Rako Science’s mission is to provide asymptomatic COVID testing at scale and, with the capacity to conduct 10,000 tests daily, it is ramping up its operations. It currently has nine sample collection sites in Auckland.
“We have built sophisticated operational and data systems based on the University of Illinois protocols and we haven’t had any problems collecting or processing samples.” Rako chief science director, Dr Stephen Grice said.
“All results have been reported within 24 hours of sample collection. Samples collected before midday are reported late afternoon the same day and samples collected in the afternoon are reported around the middle of the following day,” Dr Grice said.

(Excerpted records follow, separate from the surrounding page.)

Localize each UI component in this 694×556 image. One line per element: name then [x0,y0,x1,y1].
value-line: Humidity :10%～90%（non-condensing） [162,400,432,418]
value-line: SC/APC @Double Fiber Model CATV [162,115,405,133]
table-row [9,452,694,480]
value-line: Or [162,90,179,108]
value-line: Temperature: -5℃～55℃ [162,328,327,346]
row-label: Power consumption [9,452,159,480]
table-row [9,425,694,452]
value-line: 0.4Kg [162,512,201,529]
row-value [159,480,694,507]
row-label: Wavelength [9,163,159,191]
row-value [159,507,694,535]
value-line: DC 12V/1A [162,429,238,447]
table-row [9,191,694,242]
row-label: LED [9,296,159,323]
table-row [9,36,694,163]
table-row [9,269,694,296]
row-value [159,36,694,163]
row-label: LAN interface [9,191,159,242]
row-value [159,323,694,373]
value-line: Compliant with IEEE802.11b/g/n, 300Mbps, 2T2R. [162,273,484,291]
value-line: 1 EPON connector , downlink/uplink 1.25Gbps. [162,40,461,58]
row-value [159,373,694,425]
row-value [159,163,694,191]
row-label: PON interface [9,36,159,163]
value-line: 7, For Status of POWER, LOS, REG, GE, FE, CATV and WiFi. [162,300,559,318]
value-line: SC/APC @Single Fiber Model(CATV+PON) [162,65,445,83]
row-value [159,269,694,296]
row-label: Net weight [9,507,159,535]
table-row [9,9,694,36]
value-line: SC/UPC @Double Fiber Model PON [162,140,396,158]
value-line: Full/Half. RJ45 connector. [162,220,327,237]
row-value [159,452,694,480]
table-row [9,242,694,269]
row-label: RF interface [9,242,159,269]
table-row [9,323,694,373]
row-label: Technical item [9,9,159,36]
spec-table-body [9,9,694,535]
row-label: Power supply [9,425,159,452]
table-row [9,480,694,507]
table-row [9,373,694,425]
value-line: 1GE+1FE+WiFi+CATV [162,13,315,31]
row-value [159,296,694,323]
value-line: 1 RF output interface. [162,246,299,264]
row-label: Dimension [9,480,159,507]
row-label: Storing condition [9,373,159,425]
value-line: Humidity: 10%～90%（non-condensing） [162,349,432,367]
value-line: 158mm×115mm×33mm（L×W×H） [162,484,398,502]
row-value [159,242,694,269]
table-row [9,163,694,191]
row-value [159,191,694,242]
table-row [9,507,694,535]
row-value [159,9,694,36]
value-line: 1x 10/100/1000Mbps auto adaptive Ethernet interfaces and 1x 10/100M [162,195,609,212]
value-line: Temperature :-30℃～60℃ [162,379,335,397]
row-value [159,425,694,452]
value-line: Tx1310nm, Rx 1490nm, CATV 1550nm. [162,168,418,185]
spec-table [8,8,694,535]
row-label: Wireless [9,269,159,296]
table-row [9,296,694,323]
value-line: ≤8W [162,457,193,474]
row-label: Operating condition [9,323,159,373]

Many other saliva protocols have had problems overcoming inhibitory factors which can lead to invalid results.
“Not only is the Rako qPCR saliva test at least as accurate as a nasal swab test, it is not affected by inhibitory factors like many other saliva protocols are. This gives us real confidence in the robustness of the protocol and its usefulness, even in countries like New Zealand that are executing an elimination strategy.”
Rako Science’s test, developed by the University of Illinois, was validated by two independent New Zealand laboratories, and accredited in New Zealand in December 2020. It has recently achieved FDA Emergency Use Authorisation in the United States of America. The laboratory performing the saliva testing is the only one in New Zealand currently accredited by IANZ to do so.
“In our work with University of Illinois we were impressed with their test protocol and their collection and processing systems. They have conducted nearly 1.6 million tests on a 46,000-person campus.
“University of Illinois Professors Martin Burke and Paul Hergenrother and their teams made key discoveries about how to process saliva samples to ensure accurate results. They developed an end-to-end collection and processing system which is cost effective and easily scalable.
“We will continue to deliver on our mission to help keep New Zealanders safe from COVID-19,” Dr Grice said.
Note: Inhibitory factors can include saliva sample viscosity, degradative enzymes, food particles and other substances.